What to Bring to the Pitch Meeting
by Robin Rowe 3/17/2006
When pitching your screenplay or pilot, what should you
have in the room with you? Do you bring the treatment, script,
scene cards, research?
It depends on who you are, what the project is, and who's
in the room. It's a meeting. How you should behave at a first
meeting with someone new or at a meeting with someone you've
known for years is quite different.
In general, you want props in the room that the people you're
meeting will be excited to see. Anything you bring that doesn't
help you will hurt you because it will be distracting. What you
bring depends on what you're pitching. For instance, for a superheros
story you could bring action figures. Whatever it is, bring things
that are visual. Unless it contains an amazing revelation (with
photos), there's no reason anyone should want to see your research
at this stage, maybe ever.
Scene cards can be a great help to bring because they can
keep you on track telling your story. Always bring scene cards.

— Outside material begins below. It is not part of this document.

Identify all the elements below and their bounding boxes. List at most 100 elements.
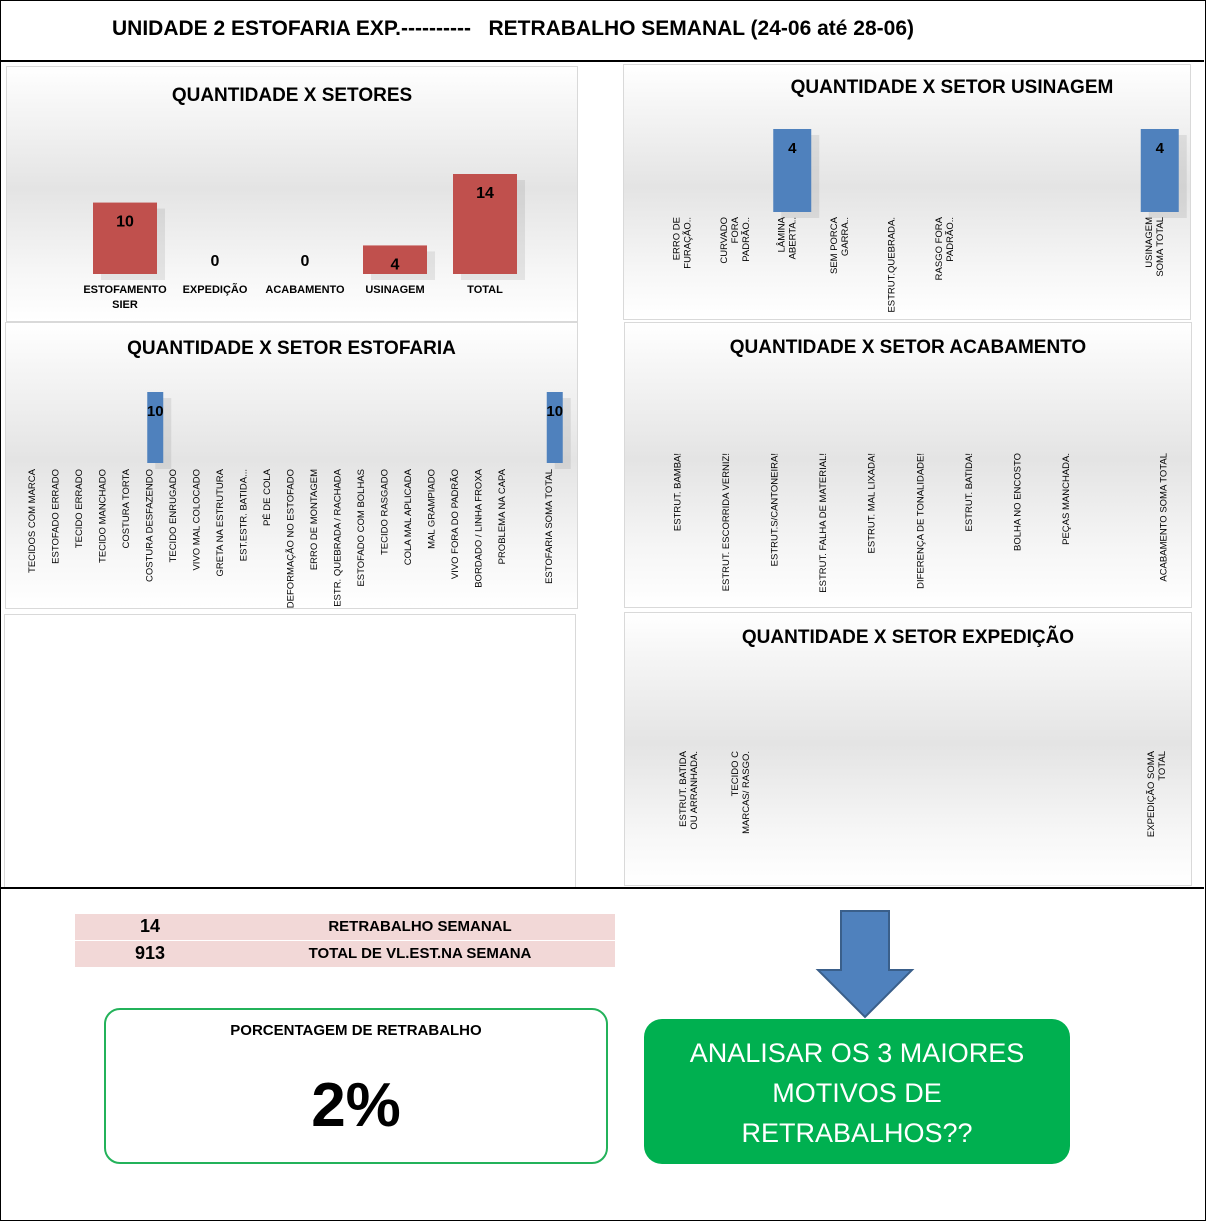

You don't have to take them out if you don't need them. You can
keep them in your pocket as insurance, just for confidence.
Except as a writing sample to help you become a staff writer,
you're not supposed to admit you have a pilot script. Those are
sold off the pitch, and it's very difficult without being a proven
showrunner. The reason a pilot script can't really convince anyone
you're a series showrunner is one script doesn't prove you can
write a script that's just as good for the next episode in only
one week and do so week after week. Feature scripts don't have
that problem. Nobody need worry if you can write the sequel.
The protocol with feature scripts is to ask at the end of
the meeting if they'd like your agent to send it over. If you
offer to hand it over yourself during the meeting that's getting
pretty familiar unless you're pitching to friends. But again,
it depends. If you're pitching to an actor you want to attach
or to a friend of a producer maybe you do want to hand it to
them yourself on the spot.
If you don't have an agent then any prodco or studio should
insist you sign a waiver first before the meeting. You don't
need an agent to pitch animation, but it helps. Other genres
almost require an agent. If you can't get an agent it's unlikely
you can get a prodco either. Having an agent says a professional
thinks 10% of you is worth more than zero dollars.
A treatment is one to two pages, no more. Describe what's
unique about each of the characters and give a story synopsis
including the ending. Whether to provide a treatment depends.
Try to find out if they like leave-behinds. Avoid going over
one page. Keep it light.
Your pitch is your actual presentation, that is, yourself.
What sells an idea is the pitch, or even just the title. For
instance, the title "It Came From Earth", a parody
of the "It Came from Mars" movies of the fifties, was
enough to sell a feature at DreamWorks Animation recently. That
idea was pitched at the end during what-else-have-you-got after
the creator struck out with the idea that they had prepared.